While the man was taking photographs of his wife, he foresaw the two of them arriving in the early afternoon at their upstairs flat in a certain inner suburb of Melbourne and soon afterwards lying on their bed wearing only their underclothes and without having debated any matters beforehand.

 

An image of a marble statue of a naked man appeared in the mind of a boy of ten years. The details of the image, so the boy
supposed, were such as might have appeared just then in the mind of a girl of about ten years who was sitting in sight of the boy and was looking into a certain volume of an encyclopedia. The most noticeable of those details were an image-sac and an image-tube that dangled between the image-legs of the image-statue.
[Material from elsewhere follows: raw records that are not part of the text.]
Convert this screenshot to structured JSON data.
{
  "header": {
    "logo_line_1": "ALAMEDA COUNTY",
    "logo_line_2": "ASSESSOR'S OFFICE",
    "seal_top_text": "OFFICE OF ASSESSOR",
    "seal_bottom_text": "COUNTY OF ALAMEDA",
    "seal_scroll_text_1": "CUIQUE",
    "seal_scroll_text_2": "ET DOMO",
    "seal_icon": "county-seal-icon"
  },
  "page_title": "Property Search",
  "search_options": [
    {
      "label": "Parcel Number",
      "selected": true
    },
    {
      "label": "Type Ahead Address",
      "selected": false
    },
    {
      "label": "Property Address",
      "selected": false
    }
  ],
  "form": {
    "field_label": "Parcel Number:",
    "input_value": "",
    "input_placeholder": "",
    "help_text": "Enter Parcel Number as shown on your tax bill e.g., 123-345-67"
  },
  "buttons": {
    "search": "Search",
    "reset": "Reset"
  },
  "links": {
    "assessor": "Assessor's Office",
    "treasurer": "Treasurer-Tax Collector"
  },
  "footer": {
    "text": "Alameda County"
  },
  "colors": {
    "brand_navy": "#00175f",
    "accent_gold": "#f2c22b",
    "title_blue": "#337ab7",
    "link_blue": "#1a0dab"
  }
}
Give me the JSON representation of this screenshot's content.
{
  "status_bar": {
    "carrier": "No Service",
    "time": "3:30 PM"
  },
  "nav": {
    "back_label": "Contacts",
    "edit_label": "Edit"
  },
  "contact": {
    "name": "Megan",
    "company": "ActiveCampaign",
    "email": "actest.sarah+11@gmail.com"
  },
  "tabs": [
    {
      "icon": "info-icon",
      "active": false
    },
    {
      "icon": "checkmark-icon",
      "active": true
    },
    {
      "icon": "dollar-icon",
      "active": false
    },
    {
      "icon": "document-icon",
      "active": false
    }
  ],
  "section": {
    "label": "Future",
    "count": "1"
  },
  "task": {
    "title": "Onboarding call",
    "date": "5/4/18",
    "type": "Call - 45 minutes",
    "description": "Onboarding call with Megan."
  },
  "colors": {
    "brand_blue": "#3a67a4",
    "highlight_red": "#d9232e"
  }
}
The boy and the girl sat at separate desks in the single classroom of a primary school with no more than a dozen pupils. The large window at one side of the classroom overlooked mostly level grassy countryside with a line of trees in the far distance. The trees were the nearest trees of a forest extending on its far side further than the boy had ever travelled in that direction. The boy had once travelled with his parents and his brother on a road of red gravel that led for a few miles in among the overarching trees of the forest. After that day, the boy had sometimes seen in his mind an image of some or another clearing in some or another forest and had wished that he could have gone alone into such a clearing whenever he had feared that some or another person or persons might infer from his, the boy's, demeanour what sort of images he saw for the time being in his mind or what sort of feelings those images caused in him.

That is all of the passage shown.